PORTLAND (AP) — A coalition of environmental groups is pressing ahead with a lawsuit it says will provide more protection for Maine’s lynx, despite new trapping restrictions adopted by the state to safeguard the animals.
Canada lynx are protected under the federal Endangered Species Act so, so states cannot allow incidental harm to the wild cats without a permit from the U.S. Fish and Wildlife Service. Their status impacts trapping rules in Maine, where hundreds of trappers target animals like minks, fishers and foxes for their fur.
Three environmental groups — the Animal Welfare Institute, Center for Biological Diversity and Wildlife Alliance of Maine — filed the lawsuit against the service, which they say shouldn’t have issued such a permit to Maine last year. The lawsuit states that Maine’s trapping programs violate the Endangered Species Act by failing to minimize harm to lynx.
New regulations for the 2015 trapping season were implemented last week to decrease the probability of trapping or hurting a lynx, the Maine Department of Inland Fisheries and Wildlife has said. The rules require special devices to make them less likely to catch lynx, among other restrictions, the state said.
Biologist D.J. Schubert with the D.C.-based Animal Welfare Institute said it’s unclear to his group that the new rules are sufficient, and the environmentalists are still reviewing them. Schubert said the lawsuit is still on either way, because it challenges the legitimacy of the federal government’s issuance of the permit in the first place.
He said the environmental impacts of Maine’s trapping program needed greater scrutiny before the permit was issued last year.
“I think their final rules certainly tighten up things,” Schubert said, but he added that he hasn’t reached a “firm conclusion as to whether it’s good enough.”
Federal Fish and Wildlife Service spokeswoman Meagan Racey declined to comment on the lawsuit. She said the department is aware of Maine’s new regulations and said the move “reflects their continued commitment to ensure the conservation plan we approved last year is effective in protecting lynx while carrying out the state’s furbearer trapping programs.”
Jen Vashon, Maine’s lynx biologist, said the changes to the lynx trapping program were in the works before the environmental groups sued. Vashon said the state’s fur trapping season begins on Oct. 18 and no further changes to the rules are likely.
State environmental officials are in the midst of updating lynx population estimates for Maine, which they say had between 750 and 1,000 of the animals in 2006. It’s the largest lynx population in the lower 48 states, federal fish and wildlife officials say.
State officials say tracking surveys from last winter indicate that Maine’s lynx population is expanding to the west and east while remaining stable in its core northern Maine range.

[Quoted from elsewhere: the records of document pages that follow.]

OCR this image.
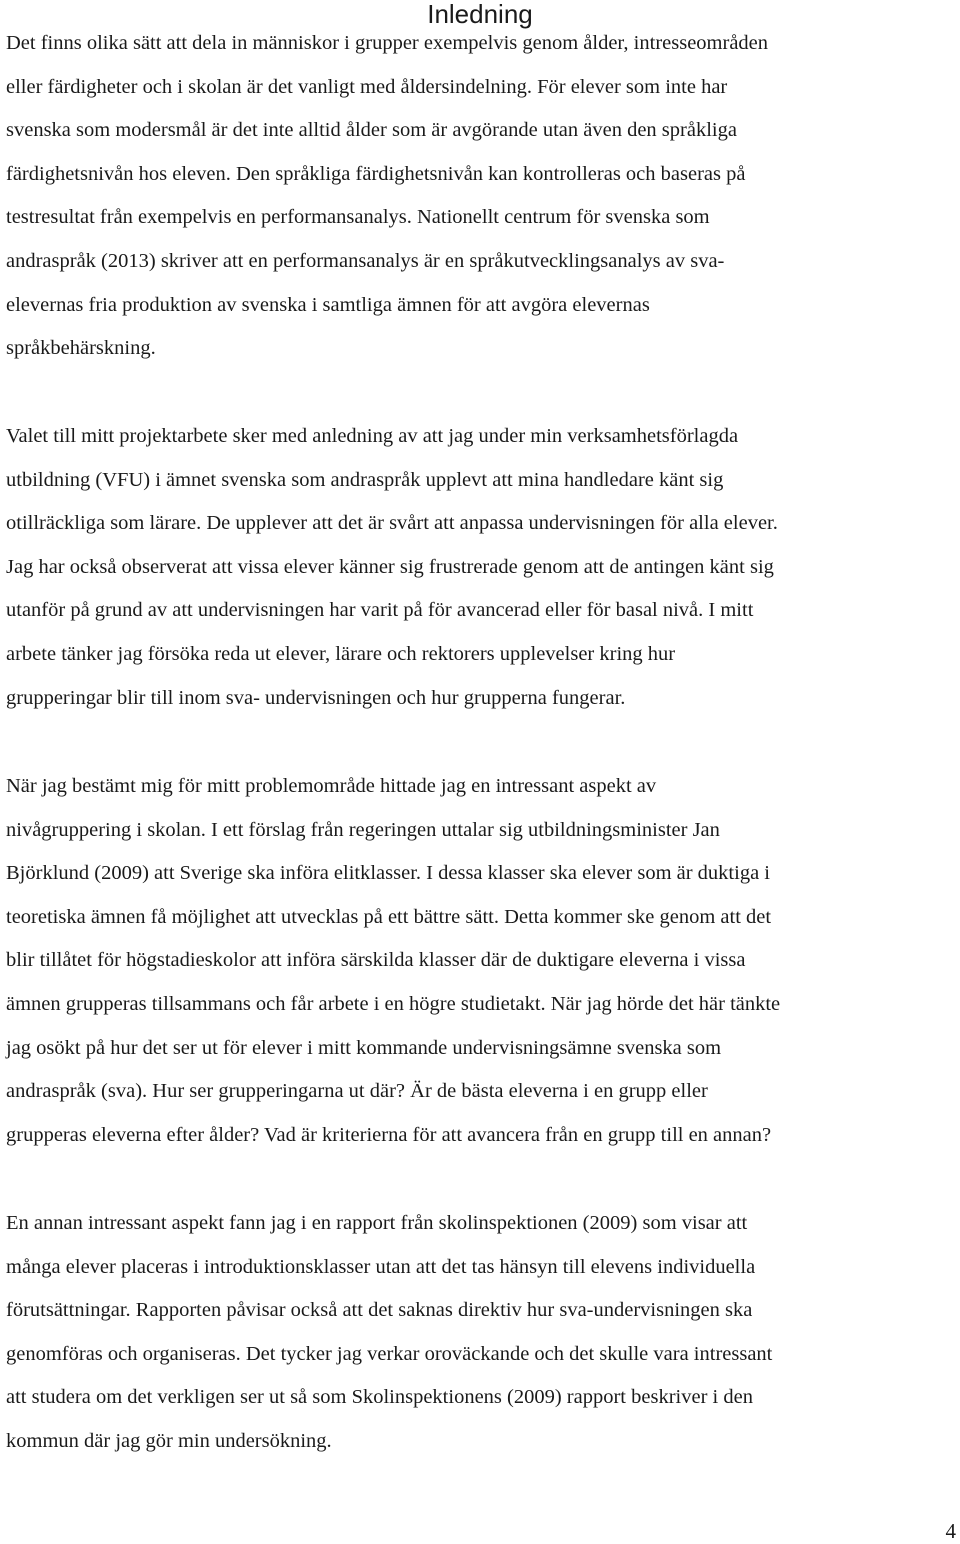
Inledning
Det finns olika sätt att dela in människor i grupper exempelvis genom ålder, intresseområden
eller färdigheter och i skolan är det vanligt med åldersindelning. För elever som inte har
svenska som modersmål är det inte alltid ålder som är avgörande utan även den språkliga
färdighetsnivån hos eleven. Den språkliga färdighetsnivån kan kontrolleras och baseras på
testresultat från exempelvis en performansanalys. Nationellt centrum för svenska som
andraspråk (2013) skriver att en performansanalys är en språkutvecklingsanalys av sva-
elevernas fria produktion av svenska i samtliga ämnen för att avgöra elevernas
språkbehärskning.
Valet till mitt projektarbete sker med anledning av att jag under min verksamhetsförlagda
utbildning (VFU) i ämnet svenska som andraspråk upplevt att mina handledare känt sig
otillräckliga som lärare. De upplever att det är svårt att anpassa undervisningen för alla elever.
Jag har också observerat att vissa elever känner sig frustrerade genom att de antingen känt sig
utanför på grund av att undervisningen har varit på för avancerad eller för basal nivå. I mitt
arbete tänker jag försöka reda ut elever, lärare och rektorers upplevelser kring hur
grupperingar blir till inom sva- undervisningen och hur grupperna fungerar.
När jag bestämt mig för mitt problemområde hittade jag en intressant aspekt av
nivågruppering i skolan. I ett förslag från regeringen uttalar sig utbildningsminister Jan
Björklund (2009) att Sverige ska införa elitklasser. I dessa klasser ska elever som är duktiga i
teoretiska ämnen få möjlighet att utvecklas på ett bättre sätt. Detta kommer ske genom att det
blir tillåtet för högstadieskolor att införa särskilda klasser där de duktigare eleverna i vissa
ämnen grupperas tillsammans och får arbete i en högre studietakt. När jag hörde det här tänkte
jag osökt på hur det ser ut för elever i mitt kommande undervisningsämne svenska som
andraspråk (sva). Hur ser grupperingarna ut där? Är de bästa eleverna i en grupp eller
grupperas eleverna efter ålder? Vad är kriterierna för att avancera från en grupp till en annan?
En annan intressant aspekt fann jag i en rapport från skolinspektionen (2009) som visar att
många elever placeras i introduktionsklasser utan att det tas hänsyn till elevens individuella
förutsättningar. Rapporten påvisar också att det saknas direktiv hur sva-undervisningen ska
genomföras och organiseras. Det tycker jag verkar oroväckande och det skulle vara intressant
att studera om det verkligen ser ut så som Skolinspektionens (2009) rapport beskriver i den
kommun där jag gör min undersökning.
4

Brian Cogill, president of the 1,200-member Maine Trappers Association, said the new restrictions will add an additional hardship for trappers already suffering from a soft market for fur. However, he said he and others will abide by the new rules. The trappers association worked with state officials to craft the regulations.
“We’re going to do what we have to do to avoid catching a lynx,” Cogill said.